In a reverse gene mutation assay in bacteria, strains TA100, TA1535, TA98, TA1537, TA1538 of S. typhimurium and Escherichia coli Wp2 uvrA trp- were exposed to phenazone at concentrations of 0, 4, 20, 100, 500, 2500, 5000, 10000 ug/plate in the presence and absence of mammalian metabolic activation (S9 mix). The test chemical did not induce mutations in the S. typhimurium and E. coli strains, with and without metabolic activation.

In a micronucleus assay study [OECD 474] phenazone was administered by gavage at doses of 0, 63, 200 and 630 mg/kg bw/day in NMRI mice (Horstmann et al., 1984). In this assay phenazone did not induce significant micronuclei in polychromatic erythrocytes.

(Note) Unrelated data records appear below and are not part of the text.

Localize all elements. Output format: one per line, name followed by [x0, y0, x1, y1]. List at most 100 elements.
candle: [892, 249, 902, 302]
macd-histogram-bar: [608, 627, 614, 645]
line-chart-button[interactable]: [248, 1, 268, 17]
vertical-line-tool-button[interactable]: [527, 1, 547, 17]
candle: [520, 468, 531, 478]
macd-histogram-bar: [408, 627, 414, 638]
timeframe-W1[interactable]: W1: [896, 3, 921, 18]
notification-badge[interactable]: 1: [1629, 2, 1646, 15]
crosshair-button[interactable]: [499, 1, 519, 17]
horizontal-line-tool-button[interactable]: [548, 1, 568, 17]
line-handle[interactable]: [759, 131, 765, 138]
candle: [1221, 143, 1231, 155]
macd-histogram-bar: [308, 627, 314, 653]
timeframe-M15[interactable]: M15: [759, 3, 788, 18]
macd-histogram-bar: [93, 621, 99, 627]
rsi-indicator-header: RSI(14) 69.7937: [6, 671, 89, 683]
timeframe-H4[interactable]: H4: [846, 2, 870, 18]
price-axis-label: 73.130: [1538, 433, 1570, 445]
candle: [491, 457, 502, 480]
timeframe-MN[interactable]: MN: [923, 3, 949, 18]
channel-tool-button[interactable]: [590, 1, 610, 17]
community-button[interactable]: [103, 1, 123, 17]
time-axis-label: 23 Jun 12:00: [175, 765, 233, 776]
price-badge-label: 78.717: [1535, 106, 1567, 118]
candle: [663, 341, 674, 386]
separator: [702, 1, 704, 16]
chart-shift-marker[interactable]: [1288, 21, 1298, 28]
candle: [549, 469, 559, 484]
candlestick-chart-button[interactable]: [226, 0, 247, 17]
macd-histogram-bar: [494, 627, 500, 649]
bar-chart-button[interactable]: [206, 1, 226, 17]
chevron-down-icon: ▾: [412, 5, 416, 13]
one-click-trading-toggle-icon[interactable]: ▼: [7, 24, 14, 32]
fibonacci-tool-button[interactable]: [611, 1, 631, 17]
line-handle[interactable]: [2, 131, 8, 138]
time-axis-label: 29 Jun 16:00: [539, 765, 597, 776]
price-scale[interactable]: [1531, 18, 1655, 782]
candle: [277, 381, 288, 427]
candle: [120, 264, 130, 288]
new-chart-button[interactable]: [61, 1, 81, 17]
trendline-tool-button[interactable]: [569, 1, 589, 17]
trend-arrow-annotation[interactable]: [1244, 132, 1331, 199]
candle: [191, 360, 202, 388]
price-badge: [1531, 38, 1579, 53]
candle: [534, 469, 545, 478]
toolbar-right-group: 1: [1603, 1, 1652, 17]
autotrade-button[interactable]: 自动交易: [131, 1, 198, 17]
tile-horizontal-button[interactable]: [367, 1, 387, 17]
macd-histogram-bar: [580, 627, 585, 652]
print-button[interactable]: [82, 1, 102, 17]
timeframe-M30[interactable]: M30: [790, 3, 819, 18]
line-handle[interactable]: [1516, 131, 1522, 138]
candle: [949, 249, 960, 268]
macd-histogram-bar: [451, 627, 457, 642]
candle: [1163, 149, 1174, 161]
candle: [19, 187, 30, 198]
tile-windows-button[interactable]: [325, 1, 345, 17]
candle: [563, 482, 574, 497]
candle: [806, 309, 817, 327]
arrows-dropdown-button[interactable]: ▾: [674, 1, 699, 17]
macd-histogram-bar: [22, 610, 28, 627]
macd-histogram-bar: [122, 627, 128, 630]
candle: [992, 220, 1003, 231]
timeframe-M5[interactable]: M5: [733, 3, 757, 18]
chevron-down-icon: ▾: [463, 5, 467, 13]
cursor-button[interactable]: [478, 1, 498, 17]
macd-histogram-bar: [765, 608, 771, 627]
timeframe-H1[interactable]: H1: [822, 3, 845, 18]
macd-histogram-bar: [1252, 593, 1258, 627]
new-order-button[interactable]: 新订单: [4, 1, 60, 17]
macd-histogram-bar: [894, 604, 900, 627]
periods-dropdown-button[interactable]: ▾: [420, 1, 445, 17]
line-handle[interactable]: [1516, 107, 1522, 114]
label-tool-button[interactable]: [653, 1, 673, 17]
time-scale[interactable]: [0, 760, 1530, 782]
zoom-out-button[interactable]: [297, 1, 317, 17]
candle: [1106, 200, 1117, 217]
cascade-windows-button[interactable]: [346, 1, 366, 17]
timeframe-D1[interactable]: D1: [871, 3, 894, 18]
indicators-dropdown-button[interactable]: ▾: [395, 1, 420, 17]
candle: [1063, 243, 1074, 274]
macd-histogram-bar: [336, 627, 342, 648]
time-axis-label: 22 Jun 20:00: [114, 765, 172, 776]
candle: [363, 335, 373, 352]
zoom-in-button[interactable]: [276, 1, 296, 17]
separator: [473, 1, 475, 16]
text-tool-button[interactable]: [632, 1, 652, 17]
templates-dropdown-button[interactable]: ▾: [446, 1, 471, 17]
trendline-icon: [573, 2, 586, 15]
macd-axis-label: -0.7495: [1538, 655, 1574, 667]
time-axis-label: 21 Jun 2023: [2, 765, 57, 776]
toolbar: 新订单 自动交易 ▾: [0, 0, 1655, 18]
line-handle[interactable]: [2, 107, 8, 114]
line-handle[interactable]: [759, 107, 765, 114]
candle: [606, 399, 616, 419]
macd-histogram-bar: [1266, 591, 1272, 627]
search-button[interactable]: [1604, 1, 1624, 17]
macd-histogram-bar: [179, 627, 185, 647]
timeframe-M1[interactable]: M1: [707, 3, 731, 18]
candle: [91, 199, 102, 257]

A study to investigate chromosome aberrations in rats after oral administration of phenazone (5300 ppm) for 117 weeks did not detect increased aberrations in peripheral blood lymphocytes (after stimulation with PHA).

 

Human data:

No data available.


Short description of key information:
The test substance phenazone was investigated for genotoxic effects in three different in vitro studies. Phenazone was not considered mutagenic in the Ames test with and without metabolic activation (S9). A micronucleus test with NMRI-mice revealed no mutagenic effects. A study to investigate chromosome aberrations in rats could not detect increased aberrations in peripheral blood lymphocytes.

Endpoint Conclusion: No adverse effect observed (negative)

Justification for classification or non-classification

Based on results of three genetic toxicity studies, phenazone was not classified and labelled as genotoxic according to Directive 67/548/EEC (DSD) and to Regulation 1272/2008/EC (CLP).